In the case at bar it cannot properly be asserted that Villareal, the judgment debtor, could maintain any claim against Coronet by virtue of the Family Protection Endorsement of the policy issued to Joseph Baron, wherein Coronet agreed, subject to certain conditions, to pay all sums which Baron was legally entitled to recover as damages from the owner or operator of an uninsured automobile (Villareal) because of bodily injury.
[7] The plaintiffs state in their brief that "Illinois case law allows an injured party of an automobile accident to sue the negligent party in tort, obtain a judgment therefrom, and then proceed in garnishment to collect from the negligent driver's insurance company." This general statement is true, but it has no application in the case at bar, where the plaintiffs in the garnishment proceeding seek to garnishee their own insurance company rather than that of the negligent driver. Coronet has no liability to Villareal, the tort-feasor, under its policy. [8] Consequently, we cannot agree with the plaintiffs that the principle which they assert authorized the garnishment judgment in this case, either by direct application or by analogy.
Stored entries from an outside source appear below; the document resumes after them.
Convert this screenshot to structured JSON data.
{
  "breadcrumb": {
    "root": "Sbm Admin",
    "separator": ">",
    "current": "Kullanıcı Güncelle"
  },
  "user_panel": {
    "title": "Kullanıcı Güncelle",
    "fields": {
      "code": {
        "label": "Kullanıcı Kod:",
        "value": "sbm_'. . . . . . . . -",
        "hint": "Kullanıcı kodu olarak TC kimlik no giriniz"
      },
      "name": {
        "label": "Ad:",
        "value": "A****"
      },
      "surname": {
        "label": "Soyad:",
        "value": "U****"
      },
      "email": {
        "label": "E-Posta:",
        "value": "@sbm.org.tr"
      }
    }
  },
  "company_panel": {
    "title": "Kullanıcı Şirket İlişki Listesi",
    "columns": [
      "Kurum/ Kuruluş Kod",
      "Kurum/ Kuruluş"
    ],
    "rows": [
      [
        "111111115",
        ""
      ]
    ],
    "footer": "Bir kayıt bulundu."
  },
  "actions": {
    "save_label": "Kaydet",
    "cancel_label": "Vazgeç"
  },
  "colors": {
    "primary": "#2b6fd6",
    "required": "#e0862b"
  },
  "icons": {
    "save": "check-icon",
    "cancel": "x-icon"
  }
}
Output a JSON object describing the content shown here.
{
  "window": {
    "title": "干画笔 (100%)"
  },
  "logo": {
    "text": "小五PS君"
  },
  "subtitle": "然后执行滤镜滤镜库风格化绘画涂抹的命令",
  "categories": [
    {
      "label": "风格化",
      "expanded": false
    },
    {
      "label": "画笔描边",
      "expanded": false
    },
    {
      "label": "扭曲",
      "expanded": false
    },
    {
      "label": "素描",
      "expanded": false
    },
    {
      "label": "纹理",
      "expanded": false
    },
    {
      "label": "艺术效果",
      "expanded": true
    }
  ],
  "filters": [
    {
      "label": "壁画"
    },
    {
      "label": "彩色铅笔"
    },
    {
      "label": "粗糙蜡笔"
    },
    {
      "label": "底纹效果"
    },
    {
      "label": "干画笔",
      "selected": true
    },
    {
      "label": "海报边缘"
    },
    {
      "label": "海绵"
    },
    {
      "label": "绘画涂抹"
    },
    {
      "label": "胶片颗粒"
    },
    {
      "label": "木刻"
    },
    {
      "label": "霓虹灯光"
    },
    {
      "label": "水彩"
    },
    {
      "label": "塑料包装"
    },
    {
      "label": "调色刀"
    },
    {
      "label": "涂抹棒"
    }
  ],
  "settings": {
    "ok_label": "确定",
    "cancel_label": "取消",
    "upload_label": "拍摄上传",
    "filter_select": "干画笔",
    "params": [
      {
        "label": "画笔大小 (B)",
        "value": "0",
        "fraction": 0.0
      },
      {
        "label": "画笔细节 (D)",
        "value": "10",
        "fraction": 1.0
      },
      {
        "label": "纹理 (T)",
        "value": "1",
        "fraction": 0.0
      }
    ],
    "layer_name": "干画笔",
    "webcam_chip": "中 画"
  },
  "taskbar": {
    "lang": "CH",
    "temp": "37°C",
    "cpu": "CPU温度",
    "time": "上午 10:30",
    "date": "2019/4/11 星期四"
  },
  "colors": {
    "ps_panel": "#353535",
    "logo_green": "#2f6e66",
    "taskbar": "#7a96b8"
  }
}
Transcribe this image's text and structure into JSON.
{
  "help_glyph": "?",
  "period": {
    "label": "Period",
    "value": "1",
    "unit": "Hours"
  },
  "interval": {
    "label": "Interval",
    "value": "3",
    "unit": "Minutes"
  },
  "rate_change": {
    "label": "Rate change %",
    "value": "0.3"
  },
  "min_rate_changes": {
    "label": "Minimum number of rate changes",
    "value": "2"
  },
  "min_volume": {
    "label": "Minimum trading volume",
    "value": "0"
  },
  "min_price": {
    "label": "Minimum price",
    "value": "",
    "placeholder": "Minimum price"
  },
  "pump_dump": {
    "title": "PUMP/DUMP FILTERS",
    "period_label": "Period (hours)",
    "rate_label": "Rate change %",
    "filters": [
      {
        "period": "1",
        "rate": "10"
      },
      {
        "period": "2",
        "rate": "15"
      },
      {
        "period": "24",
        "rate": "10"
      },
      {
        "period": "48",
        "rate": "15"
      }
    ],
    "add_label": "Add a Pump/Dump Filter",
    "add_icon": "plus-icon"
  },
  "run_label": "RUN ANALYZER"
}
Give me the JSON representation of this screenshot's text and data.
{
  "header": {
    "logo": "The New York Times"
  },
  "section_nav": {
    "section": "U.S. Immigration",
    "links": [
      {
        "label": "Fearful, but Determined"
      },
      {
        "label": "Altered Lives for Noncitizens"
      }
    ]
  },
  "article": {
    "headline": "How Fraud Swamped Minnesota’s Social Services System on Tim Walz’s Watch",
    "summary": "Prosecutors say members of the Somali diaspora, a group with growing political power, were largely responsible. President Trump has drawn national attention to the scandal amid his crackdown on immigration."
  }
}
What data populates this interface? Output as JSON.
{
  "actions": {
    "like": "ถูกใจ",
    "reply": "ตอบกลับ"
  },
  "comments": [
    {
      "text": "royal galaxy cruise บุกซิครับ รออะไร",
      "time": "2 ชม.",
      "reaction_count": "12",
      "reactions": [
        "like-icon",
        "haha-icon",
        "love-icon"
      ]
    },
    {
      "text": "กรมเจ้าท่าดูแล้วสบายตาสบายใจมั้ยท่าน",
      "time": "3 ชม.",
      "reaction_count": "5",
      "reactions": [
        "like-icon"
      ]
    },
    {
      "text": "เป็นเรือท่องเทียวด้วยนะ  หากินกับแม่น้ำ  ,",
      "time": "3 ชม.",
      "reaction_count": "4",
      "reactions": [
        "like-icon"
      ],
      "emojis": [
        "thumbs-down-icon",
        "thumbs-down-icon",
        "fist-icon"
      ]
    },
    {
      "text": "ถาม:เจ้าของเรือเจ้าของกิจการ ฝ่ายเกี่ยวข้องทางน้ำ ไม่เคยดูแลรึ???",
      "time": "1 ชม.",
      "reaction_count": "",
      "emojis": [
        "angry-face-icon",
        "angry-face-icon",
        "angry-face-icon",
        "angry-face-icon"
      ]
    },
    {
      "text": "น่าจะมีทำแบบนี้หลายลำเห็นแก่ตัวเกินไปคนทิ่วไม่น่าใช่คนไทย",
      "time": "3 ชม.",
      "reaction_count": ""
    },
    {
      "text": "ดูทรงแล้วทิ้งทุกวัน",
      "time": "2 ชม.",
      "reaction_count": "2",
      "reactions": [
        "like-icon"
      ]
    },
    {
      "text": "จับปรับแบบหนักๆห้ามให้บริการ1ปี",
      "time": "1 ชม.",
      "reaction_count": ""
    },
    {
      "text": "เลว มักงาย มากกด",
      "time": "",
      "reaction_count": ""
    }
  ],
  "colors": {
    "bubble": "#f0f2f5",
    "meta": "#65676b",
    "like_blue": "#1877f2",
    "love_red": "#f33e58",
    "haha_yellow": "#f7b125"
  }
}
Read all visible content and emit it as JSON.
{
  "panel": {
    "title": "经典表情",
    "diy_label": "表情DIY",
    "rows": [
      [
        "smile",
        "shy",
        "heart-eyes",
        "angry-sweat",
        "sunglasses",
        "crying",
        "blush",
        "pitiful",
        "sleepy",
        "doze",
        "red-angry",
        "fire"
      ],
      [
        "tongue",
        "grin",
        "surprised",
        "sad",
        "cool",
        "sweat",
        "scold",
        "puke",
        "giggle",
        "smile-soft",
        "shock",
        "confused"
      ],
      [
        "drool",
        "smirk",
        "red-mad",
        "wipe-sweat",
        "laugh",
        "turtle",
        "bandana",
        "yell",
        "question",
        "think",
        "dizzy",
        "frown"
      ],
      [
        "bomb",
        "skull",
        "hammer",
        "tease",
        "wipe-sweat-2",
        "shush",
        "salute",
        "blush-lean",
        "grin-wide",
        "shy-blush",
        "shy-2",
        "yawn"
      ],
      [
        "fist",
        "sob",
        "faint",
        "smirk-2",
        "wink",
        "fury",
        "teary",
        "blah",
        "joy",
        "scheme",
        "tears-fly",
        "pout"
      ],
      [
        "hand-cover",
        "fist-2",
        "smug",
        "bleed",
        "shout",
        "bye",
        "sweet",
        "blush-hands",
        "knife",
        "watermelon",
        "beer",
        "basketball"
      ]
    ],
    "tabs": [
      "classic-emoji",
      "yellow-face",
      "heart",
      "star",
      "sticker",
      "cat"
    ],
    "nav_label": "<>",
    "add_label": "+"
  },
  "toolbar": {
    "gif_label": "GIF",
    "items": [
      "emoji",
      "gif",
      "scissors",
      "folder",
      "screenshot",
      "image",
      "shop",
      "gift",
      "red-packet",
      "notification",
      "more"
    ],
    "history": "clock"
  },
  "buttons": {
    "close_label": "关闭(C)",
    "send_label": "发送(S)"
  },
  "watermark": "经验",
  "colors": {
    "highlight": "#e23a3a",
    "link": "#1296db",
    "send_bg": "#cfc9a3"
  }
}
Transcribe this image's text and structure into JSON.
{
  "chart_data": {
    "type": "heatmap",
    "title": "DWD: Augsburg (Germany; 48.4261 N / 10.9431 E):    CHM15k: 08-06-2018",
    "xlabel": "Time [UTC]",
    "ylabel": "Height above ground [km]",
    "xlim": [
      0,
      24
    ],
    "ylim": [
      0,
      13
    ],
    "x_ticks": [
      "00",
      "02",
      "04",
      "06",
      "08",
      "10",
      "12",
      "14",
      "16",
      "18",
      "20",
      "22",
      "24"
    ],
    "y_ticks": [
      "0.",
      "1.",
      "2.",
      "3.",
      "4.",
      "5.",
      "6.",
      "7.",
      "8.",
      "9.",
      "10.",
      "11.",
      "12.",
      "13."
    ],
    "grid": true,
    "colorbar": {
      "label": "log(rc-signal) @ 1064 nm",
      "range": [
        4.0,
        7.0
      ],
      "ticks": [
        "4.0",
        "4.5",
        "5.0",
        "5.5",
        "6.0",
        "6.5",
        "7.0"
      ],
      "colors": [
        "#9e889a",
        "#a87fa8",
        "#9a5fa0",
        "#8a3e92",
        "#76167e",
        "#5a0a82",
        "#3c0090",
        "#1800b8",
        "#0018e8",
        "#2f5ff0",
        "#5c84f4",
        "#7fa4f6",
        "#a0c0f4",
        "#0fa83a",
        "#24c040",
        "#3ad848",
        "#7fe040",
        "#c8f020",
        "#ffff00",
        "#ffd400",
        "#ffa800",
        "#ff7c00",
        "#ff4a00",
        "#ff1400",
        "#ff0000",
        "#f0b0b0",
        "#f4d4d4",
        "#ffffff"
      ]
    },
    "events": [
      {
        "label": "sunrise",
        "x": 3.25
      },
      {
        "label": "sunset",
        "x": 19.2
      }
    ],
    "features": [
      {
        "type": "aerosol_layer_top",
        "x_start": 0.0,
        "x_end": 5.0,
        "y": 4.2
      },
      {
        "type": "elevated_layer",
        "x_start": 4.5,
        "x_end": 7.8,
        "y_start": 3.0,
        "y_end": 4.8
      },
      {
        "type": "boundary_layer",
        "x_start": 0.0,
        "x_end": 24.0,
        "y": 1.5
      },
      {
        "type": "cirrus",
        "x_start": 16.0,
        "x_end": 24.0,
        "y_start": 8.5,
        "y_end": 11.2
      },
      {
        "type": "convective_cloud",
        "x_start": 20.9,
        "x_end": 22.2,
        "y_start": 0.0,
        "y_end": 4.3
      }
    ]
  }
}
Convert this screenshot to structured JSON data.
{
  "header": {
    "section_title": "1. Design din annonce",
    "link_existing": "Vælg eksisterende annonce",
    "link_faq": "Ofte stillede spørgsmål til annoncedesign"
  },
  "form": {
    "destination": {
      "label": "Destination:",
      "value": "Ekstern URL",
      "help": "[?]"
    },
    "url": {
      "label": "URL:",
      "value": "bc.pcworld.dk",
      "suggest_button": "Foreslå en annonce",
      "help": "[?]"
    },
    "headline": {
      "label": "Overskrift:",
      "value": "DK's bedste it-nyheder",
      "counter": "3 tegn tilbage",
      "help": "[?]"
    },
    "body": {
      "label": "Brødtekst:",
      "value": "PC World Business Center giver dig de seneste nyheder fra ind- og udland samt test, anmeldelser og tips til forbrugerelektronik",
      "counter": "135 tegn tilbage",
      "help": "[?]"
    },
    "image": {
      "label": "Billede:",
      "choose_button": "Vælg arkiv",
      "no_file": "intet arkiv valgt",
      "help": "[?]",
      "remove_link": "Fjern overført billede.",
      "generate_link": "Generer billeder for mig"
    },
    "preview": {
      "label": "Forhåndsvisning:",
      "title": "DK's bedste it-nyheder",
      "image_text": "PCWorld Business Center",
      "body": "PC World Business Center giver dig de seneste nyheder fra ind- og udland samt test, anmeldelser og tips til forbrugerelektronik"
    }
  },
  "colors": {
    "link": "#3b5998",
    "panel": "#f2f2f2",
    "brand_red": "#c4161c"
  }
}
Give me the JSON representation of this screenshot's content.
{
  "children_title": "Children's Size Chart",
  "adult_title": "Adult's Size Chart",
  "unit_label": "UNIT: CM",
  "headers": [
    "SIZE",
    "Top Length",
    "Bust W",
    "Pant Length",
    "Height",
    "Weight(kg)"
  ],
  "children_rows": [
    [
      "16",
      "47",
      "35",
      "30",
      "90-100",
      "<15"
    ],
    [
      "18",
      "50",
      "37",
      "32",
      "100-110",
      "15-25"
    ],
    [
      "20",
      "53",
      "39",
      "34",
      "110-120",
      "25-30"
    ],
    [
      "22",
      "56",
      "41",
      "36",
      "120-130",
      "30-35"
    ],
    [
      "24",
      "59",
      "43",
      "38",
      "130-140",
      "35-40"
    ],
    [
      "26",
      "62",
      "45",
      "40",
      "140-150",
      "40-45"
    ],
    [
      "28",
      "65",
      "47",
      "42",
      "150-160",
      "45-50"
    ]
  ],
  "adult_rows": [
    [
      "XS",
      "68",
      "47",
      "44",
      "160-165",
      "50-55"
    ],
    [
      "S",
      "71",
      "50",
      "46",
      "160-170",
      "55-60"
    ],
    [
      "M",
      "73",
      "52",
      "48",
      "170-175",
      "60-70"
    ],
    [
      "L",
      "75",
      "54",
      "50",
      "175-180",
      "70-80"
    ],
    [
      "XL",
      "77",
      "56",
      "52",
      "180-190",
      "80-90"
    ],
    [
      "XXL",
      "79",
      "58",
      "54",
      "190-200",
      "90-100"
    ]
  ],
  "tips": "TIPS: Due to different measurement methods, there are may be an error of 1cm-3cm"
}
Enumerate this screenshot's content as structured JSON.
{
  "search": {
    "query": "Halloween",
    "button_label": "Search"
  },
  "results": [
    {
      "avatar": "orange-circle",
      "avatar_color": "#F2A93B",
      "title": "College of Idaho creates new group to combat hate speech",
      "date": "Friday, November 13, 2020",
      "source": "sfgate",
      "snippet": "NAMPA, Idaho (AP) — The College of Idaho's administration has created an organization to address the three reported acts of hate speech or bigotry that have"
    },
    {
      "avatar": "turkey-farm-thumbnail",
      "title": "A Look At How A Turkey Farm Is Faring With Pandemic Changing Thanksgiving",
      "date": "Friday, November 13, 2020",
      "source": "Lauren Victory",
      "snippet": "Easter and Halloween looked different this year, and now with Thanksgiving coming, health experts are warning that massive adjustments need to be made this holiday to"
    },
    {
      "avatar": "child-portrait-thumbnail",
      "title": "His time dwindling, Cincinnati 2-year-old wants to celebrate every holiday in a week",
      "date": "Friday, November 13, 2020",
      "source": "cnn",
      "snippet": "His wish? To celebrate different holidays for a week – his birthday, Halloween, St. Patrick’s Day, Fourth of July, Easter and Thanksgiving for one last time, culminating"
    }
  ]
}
We conclude that garnishment is not a proper remedy whereby the plaintiffs can recover from Coronet, and that the garnishee judgment in favor of the plaintiffs and against Coronet in the sum of $5,035.60 and costs, must be reversed. However, we are not adjudicating the question of whether or not the plaintiffs, in a proper action, can recover against Coronet under the facts of this case.
Judgment reversed.
ABRAHAMSON, P.J. and SEIDENFELD, J., concur.